The early submissions of W-2s allowed the non-IDT refund fraud program to perform pre-work on selected returns so the IRS could begin issuing EITC and ACTC refunds after February 15. Another contributing factor to the increase in returns being released is that the IRS now checks for the posting of W-2s daily instead of weekly. 

If this early-release trend continues, I would expect that the non-IDT refund fraud program’s Operational Performance Rate (OPR), which is defined by the IRS as returns that are selected and not released by the pre-refund wage verification program within two weeks of selection, would decline.
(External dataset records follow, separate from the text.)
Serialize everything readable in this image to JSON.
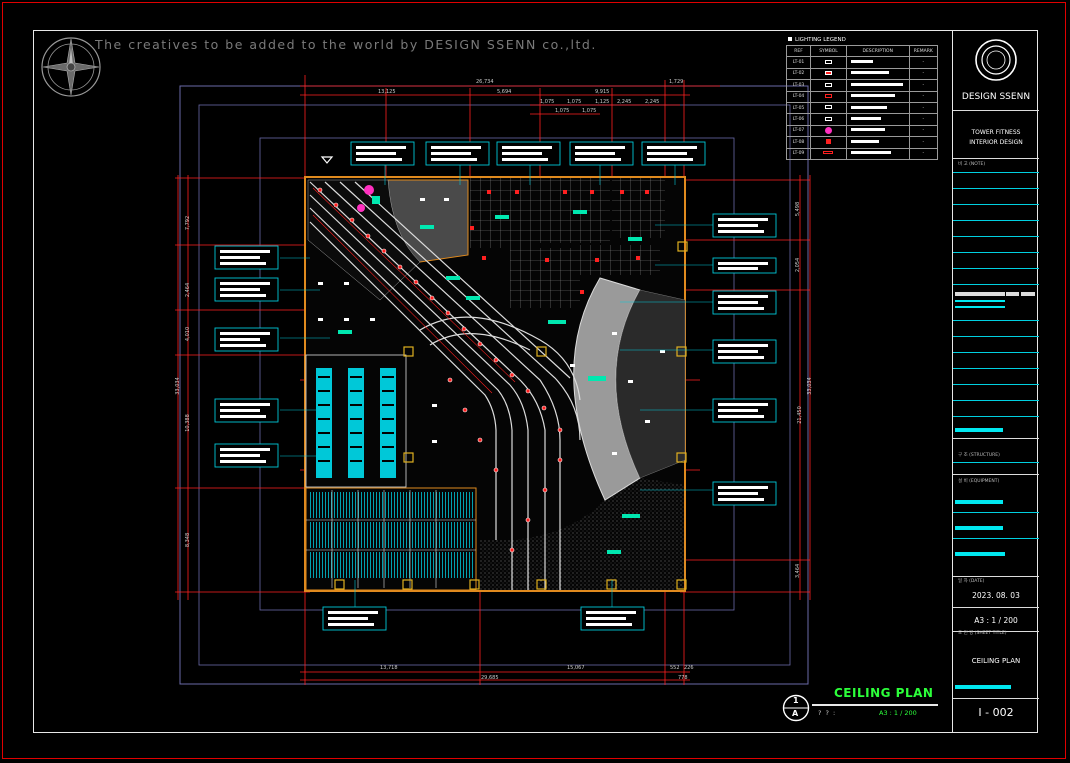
{
  "watermark": "The creatives to be added to the world by  DESIGN SSENN co.,ltd.",
  "legend": {
    "title": "LIGHTING LEGEND",
    "headers": [
      "REF",
      "SYMBOL",
      "DESCRIPTION",
      "REMARK"
    ],
    "rows": [
      {
        "ref": "LT-01",
        "remark": "-"
      },
      {
        "ref": "LT-02",
        "remark": "-"
      },
      {
        "ref": "LT-03",
        "remark": "-"
      },
      {
        "ref": "LT-04",
        "remark": "-"
      },
      {
        "ref": "LT-05",
        "remark": "-"
      },
      {
        "ref": "LT-06",
        "remark": "-"
      },
      {
        "ref": "LT-07",
        "remark": "-"
      },
      {
        "ref": "LT-08",
        "remark": "-"
      },
      {
        "ref": "LT-09",
        "remark": "-"
      }
    ]
  },
  "title_block": {
    "company": "DESIGN SSENN",
    "project_line1": "TOWER FITNESS",
    "project_line2": "INTERIOR DESIGN",
    "note_label": "비 고 (NOTE)",
    "structure_label": "구 조 (STRUCTURE)",
    "equipment_label": "설 비 (EQUIPMENT)",
    "date_label": "일 자 (DATE)",
    "date": "2023. 08. 03",
    "scale": "A3 : 1 / 200",
    "sheet_title_label": "도 면 명 (SHEET TITLE)",
    "sheet_title": "CEILING   PLAN",
    "sheet_no": "I  -  002"
  },
  "drawing_title": {
    "title": "CEILING PLAN",
    "number_top": "1",
    "number_bottom": "A",
    "scale": "A3 : 1 / 200",
    "placeholder": "? ? :"
  },
  "dimensions": {
    "top_row1": [
      "26,734",
      "1,729"
    ],
    "top_row2": [
      "13,125",
      "5,694",
      "9,915"
    ],
    "top_row3": [
      "1,075",
      "1,075",
      "1,125",
      "2,245",
      "2,245"
    ],
    "top_row4": [
      "1,075",
      "1,075"
    ],
    "left": [
      "7,792",
      "2,464",
      "4,010",
      "10,388",
      "8,348"
    ],
    "left_total": "33,034",
    "right": [
      "5,498",
      "2,054",
      "21,450",
      "3,464"
    ],
    "right_total": "33,034",
    "bottom_row1": [
      "13,718",
      "15,067",
      "552",
      "226"
    ],
    "bottom_row2": [
      "29,685",
      "778"
    ]
  },
  "colors": {
    "frame_red": "#e00000",
    "accent_green": "#2cff3a",
    "accent_cyan": "#00e8f0",
    "wall_orange": "#e08a1e",
    "dim_red": "#ff2020"
  }
}
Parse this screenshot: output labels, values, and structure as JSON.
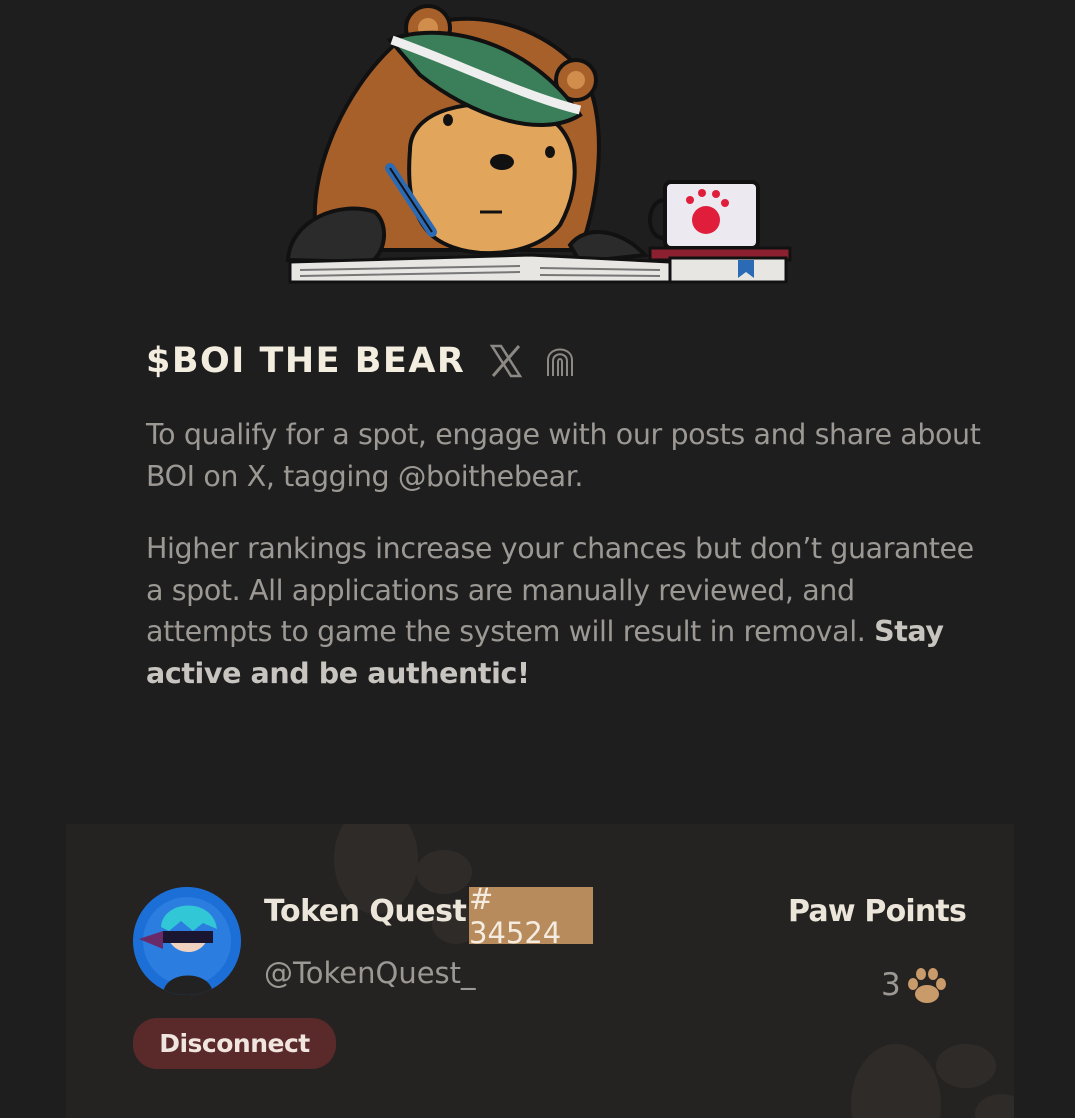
{
  "hero": {
    "image": "bear-writing-illustration"
  },
  "header": {
    "title": "$BOI THE BEAR",
    "icons": [
      "x-logo-icon",
      "fingerprint-icon"
    ]
  },
  "intro": {
    "paragraph1": "To qualify for a spot, engage with our posts and share about BOI on X, tagging @boithebear.",
    "paragraph2": "Higher rankings increase your chances but don’t guarantee a spot. All applications are manually reviewed, and attempts to game the system will result in removal.",
    "paragraph2_emphasis": "Stay active and be authentic!"
  },
  "profile": {
    "name": "Token Quest",
    "rank": "# 34524",
    "handle": "@TokenQuest_",
    "disconnect_label": "Disconnect",
    "points_label": "Paw Points",
    "points_value": "3"
  },
  "colors": {
    "background": "#1f1e1e",
    "card": "#252321",
    "rank_badge": "#b88b5c",
    "disconnect": "#5a2a2a",
    "paw": "#c99b6a"
  }
}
In a blog post from December 12, 2018 and in the 2018 Annual Report to Congress, I discussed in more detail the IRS’s calculation of the FPR and OPR, and I also recommended that the IRS track another data point that I have coined the “Operational FPR.” 

However, the true test of the effectiveness of these changes will be the number of non-IDT refund fraud TAS case receipts for FS 2019. Overall, TAS received 11,431 non-IDT refund fraud cases during FS 2018 (from January 1 through March 9, 2018) compared to 20,610 cases for the same time period in 2019 – an increase of about 80 percent.  However, the 2019 filing season case receipt numbers include tax year 2017 returns that are still coming into TAS inventory. Without counting cases involving prior years returns from the overall TAS case receipts, during FS 2019 (between January 1 and March 6, 2019) TAS received 4,634 non-IDT refund fraud cases compared with 6,062 cases received during the same period in FS 2018 (between January 1 and March 6, 2018), which constitutes about a 24 percent decrease.

Initial data indicates changes made to the non-IDT refund fraud program have resulted in a more effective fraud detection system that creates less burden for taxpayers.  However, as the filing season rolls on and more data become available, TAS will continue to evaluate the impact of these changes.

The views expressed in this blog are solely those of the National Taxpayer Advocate. The National Taxpayer Advocate is appointed by the Secretary of the Treasury and reports to the Commissioner of Internal Revenue. However, the National Taxpayer Advocate presents an independent taxpayer perspective that does not necessarily reflect the position of the IRS, the Treasury Department, or the Office of Management and Budget.